Severe acute respiratory syndrome coronavirus (SARS-CoV)-2 has caused millions of deaths since emerging in 2019. Innate immune antagonism by lethal CoVs such as SARS-CoV-2 is crucial for optimal replication and pathogenesis. The conserved nonstructural
protein 15 (nsp15)
endoribonuclease (
EndoU) limits activation of double-stranded (ds)
RNA-induced pathways, including
interferon (IFN) signaling,
protein kinase R (PKR), and
oligoadenylate synthetase/
ribonuclease L (OAS/
RNase L) during diverse CoV
infections including murine coronavirus and
Middle East respiratory syndrome (MERS)-CoV. To determine how nsp15 functions during
SARS-CoV-2 infection, we constructed a mutant recombinant SARS-CoV-2 (nsp15mut) expressing a catalytically inactive nsp15.

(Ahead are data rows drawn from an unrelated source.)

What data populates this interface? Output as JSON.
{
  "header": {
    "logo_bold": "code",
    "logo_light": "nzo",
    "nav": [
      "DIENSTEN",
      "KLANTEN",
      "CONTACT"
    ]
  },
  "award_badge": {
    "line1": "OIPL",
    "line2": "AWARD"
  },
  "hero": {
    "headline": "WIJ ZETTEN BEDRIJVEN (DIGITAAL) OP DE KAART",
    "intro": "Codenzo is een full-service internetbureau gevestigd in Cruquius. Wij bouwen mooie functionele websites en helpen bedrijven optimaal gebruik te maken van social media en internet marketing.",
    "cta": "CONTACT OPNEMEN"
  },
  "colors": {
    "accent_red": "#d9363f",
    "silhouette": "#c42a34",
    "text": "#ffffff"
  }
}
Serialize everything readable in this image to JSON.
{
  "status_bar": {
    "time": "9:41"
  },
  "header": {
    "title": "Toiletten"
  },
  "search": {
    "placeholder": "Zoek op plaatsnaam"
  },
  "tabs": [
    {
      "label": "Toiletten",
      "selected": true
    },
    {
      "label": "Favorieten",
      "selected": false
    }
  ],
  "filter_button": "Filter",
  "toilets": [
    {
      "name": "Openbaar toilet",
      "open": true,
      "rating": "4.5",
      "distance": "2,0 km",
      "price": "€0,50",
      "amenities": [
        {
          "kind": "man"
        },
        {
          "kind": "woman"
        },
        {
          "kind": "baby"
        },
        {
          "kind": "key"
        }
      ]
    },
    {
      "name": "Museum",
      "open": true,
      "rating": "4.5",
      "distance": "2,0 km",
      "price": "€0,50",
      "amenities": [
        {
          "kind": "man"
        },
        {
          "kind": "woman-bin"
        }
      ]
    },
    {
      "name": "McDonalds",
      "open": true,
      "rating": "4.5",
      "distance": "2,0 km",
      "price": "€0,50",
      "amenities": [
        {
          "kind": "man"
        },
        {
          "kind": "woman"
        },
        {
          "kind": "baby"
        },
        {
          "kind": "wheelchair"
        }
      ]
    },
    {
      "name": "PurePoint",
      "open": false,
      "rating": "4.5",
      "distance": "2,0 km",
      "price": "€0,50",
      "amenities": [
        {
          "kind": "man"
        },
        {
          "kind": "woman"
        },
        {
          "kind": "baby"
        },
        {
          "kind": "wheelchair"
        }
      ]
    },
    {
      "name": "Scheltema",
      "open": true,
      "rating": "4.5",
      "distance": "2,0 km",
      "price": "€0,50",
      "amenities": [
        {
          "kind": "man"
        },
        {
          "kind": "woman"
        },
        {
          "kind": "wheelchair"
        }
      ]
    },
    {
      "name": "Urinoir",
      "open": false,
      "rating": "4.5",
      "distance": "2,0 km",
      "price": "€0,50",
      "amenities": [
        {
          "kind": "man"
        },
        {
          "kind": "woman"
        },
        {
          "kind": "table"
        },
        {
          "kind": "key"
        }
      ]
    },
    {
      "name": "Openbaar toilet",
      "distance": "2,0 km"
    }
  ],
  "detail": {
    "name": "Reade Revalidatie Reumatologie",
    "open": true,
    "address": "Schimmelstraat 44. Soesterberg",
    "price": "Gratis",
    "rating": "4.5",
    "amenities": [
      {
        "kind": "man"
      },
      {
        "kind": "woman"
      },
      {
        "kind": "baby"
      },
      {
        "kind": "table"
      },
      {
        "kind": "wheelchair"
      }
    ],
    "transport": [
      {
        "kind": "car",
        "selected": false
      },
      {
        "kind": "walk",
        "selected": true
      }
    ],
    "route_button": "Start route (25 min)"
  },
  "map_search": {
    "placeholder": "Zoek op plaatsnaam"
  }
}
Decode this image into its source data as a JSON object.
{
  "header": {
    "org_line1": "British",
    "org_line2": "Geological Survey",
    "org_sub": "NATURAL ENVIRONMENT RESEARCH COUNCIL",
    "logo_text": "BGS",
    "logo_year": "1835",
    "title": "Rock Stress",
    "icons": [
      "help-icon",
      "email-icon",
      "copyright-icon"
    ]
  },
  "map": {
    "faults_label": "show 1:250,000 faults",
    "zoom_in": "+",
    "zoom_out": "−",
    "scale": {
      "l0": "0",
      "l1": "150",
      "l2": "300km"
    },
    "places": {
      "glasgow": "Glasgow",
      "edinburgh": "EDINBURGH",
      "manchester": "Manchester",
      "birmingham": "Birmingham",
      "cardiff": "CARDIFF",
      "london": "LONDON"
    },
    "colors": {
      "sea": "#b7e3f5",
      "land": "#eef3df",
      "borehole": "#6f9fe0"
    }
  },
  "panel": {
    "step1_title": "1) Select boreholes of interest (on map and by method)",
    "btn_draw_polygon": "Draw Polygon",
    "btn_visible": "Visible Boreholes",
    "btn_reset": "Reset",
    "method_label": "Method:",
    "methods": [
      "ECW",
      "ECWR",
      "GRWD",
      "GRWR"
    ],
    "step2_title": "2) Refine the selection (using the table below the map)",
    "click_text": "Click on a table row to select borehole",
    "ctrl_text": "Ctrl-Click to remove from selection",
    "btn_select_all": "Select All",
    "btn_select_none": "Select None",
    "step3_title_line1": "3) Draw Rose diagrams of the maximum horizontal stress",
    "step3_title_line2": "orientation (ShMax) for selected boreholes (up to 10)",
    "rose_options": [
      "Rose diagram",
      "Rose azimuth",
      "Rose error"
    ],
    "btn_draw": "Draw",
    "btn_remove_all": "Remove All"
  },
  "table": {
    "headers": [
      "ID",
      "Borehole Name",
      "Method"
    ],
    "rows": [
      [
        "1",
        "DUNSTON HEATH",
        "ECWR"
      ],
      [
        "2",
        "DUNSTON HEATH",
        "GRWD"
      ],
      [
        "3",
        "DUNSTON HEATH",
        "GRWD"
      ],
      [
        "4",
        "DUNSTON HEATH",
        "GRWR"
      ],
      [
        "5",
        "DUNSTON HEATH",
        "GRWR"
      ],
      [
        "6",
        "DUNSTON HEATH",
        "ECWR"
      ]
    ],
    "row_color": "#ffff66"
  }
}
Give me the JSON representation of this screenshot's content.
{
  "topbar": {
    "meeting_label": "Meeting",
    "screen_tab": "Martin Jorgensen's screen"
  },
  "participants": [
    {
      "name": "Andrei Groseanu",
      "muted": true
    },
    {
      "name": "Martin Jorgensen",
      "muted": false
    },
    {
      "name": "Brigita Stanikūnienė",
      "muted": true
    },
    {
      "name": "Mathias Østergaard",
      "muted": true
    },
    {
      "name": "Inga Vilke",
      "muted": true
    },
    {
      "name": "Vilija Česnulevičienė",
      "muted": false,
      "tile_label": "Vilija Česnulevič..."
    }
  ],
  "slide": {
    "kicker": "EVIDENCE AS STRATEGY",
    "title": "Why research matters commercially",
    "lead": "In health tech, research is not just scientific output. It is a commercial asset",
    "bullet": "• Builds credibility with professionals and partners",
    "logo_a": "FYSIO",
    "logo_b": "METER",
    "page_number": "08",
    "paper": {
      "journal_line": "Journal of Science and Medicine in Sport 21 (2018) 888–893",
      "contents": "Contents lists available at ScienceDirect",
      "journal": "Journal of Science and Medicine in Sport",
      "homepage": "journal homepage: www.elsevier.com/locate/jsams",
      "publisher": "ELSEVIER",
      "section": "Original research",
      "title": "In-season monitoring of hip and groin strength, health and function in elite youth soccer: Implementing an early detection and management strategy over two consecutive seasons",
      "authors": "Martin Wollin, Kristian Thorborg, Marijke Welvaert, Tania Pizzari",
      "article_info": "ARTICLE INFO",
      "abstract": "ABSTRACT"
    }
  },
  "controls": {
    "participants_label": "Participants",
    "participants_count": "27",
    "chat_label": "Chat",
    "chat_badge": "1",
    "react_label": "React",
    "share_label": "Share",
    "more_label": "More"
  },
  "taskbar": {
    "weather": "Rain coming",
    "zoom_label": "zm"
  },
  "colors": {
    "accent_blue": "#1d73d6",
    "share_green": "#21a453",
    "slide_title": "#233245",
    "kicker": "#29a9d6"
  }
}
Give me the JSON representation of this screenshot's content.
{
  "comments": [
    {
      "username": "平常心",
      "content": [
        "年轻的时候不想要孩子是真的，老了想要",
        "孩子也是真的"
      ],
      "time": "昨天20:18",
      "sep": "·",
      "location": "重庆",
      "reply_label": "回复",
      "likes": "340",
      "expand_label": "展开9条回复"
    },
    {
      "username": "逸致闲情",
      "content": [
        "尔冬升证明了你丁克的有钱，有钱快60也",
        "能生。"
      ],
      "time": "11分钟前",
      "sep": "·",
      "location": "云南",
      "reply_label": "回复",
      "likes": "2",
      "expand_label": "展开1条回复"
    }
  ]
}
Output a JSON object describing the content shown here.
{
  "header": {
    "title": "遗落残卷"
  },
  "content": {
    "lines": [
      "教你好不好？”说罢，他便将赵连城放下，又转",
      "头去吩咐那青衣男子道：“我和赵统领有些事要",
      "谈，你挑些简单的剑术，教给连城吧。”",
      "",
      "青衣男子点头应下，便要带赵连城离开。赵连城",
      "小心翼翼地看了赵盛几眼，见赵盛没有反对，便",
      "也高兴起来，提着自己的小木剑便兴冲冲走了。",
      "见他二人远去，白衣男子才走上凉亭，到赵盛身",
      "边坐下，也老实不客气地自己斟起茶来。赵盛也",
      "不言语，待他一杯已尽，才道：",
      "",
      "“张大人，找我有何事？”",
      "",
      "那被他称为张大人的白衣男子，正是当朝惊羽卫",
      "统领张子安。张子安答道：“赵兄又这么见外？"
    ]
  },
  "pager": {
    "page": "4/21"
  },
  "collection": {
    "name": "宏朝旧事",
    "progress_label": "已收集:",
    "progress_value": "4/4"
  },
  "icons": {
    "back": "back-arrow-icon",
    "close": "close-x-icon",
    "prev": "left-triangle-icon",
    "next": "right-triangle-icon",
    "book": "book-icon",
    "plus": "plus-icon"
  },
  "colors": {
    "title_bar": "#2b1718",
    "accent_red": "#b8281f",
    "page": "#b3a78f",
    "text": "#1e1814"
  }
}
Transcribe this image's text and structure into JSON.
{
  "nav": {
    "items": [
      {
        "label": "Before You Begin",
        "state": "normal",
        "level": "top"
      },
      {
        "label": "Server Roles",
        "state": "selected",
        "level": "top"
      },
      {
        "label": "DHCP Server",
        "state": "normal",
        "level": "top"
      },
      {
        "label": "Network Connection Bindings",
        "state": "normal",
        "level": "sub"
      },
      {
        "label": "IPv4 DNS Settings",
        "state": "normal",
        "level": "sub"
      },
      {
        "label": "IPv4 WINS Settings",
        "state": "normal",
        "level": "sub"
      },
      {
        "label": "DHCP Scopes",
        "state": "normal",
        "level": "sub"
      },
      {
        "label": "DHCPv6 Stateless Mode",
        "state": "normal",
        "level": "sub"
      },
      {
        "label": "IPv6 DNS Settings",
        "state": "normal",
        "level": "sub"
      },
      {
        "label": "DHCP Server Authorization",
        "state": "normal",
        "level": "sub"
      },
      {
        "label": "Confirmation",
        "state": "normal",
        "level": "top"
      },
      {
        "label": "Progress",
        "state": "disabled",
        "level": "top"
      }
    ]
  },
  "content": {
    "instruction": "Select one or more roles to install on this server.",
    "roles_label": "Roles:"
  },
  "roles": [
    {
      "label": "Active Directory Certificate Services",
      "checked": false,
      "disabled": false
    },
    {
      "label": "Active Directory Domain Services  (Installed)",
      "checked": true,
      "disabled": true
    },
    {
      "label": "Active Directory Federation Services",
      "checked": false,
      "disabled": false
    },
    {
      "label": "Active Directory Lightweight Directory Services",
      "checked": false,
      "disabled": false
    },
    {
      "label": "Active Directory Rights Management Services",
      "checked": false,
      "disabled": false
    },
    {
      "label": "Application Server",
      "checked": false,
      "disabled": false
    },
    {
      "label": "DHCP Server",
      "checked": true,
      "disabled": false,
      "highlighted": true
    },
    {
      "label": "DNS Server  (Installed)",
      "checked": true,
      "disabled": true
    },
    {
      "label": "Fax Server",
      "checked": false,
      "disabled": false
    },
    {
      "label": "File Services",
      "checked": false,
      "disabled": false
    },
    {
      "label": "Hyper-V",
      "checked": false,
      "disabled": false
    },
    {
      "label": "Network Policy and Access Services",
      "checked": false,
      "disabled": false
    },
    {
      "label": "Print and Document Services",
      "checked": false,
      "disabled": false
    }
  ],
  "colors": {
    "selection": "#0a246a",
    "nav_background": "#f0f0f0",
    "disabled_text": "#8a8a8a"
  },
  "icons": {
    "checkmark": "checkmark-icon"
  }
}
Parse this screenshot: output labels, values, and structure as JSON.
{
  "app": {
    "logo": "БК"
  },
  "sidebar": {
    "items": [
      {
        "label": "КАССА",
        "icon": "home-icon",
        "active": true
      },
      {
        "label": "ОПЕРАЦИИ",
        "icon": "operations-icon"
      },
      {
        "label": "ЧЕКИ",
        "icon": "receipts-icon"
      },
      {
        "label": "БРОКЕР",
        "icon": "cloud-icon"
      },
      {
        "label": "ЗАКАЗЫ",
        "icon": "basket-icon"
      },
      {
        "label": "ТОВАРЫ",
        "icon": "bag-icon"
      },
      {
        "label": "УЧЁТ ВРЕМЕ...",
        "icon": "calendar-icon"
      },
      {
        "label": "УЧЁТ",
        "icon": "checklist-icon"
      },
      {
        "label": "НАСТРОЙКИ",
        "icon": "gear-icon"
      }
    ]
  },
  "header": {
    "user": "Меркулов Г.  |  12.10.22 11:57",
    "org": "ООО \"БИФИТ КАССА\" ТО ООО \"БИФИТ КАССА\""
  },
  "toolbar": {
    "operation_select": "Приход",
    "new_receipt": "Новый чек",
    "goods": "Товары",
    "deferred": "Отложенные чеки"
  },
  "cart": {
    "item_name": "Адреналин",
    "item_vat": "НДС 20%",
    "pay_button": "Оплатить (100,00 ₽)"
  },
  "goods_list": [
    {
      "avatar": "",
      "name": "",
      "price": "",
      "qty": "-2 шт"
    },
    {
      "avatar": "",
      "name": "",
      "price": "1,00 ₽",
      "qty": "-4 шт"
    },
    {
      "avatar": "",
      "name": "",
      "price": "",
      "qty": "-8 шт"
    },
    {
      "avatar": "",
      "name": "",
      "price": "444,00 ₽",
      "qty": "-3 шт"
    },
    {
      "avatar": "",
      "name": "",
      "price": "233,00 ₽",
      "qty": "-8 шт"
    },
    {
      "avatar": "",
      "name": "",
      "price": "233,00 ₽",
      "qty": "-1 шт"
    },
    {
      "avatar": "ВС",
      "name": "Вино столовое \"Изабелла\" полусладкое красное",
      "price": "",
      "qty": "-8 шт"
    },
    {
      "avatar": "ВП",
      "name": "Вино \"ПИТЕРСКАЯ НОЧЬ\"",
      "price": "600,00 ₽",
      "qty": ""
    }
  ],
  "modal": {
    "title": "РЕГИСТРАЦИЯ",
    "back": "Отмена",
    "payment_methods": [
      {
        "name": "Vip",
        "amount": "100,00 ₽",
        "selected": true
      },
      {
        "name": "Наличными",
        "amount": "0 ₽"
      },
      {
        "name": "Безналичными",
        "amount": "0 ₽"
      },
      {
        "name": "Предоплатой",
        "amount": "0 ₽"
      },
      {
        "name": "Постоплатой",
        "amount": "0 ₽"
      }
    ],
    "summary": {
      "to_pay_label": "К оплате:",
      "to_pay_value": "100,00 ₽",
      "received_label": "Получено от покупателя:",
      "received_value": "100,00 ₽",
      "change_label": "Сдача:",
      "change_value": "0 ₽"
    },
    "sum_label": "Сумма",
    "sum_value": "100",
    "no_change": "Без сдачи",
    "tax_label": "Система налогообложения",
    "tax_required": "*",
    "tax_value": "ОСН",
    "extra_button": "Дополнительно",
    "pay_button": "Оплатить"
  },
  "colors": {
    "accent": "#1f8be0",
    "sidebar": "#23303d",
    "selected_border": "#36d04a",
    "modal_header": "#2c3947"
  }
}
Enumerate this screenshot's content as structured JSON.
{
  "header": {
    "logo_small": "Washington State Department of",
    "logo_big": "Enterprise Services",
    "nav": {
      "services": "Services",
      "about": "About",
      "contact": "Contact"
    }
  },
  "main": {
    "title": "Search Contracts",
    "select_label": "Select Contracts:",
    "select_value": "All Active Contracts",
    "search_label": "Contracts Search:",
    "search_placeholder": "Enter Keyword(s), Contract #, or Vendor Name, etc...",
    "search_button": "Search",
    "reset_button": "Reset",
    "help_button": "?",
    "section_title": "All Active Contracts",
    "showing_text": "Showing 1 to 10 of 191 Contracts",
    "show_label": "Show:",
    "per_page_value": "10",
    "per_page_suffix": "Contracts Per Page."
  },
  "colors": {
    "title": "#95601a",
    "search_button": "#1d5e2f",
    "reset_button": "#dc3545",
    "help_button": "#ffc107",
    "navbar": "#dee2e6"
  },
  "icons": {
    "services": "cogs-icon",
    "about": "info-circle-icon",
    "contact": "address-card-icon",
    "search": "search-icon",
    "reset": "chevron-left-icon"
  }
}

Infection with SARS-CoV-2 nsp15 mut led to increased activation of the IFN signaling and PKR pathways in lung-derived epithelial cell lines and primary nasal epithelial air-liquid interface (ALI) cultures as well as significant attenuation of replication in ALI cultures compared to wild-type (WT) virus. This replication defect was rescued when IFN signaling was inhibited with the Janus activated
kinase (
JAK) inhibitor ruxolitinib. Finally, to assess nsp15 function in the context of minimal (MERS-CoV) or moderate (SARS-CoV-2) innate immune induction, we compared
infections with SARS-CoV-2 nsp15mut and previously described MERS-CoV nsp15 mutants. Inactivation of nsp15 had a more dramatic impact on MERS-CoV replication than SARS-CoV-2 in both Calu3 cells and nasal ALI cultures suggesting that SARS-CoV-2 can better tolerate innate immune responses. Taken together, SARS-CoV-2 nsp15 is a potent inhibitor of dsRNA-induced innate immune response and its antagonism of IFN signaling is necessary for optimal viral replication in primary nasal ALI culture.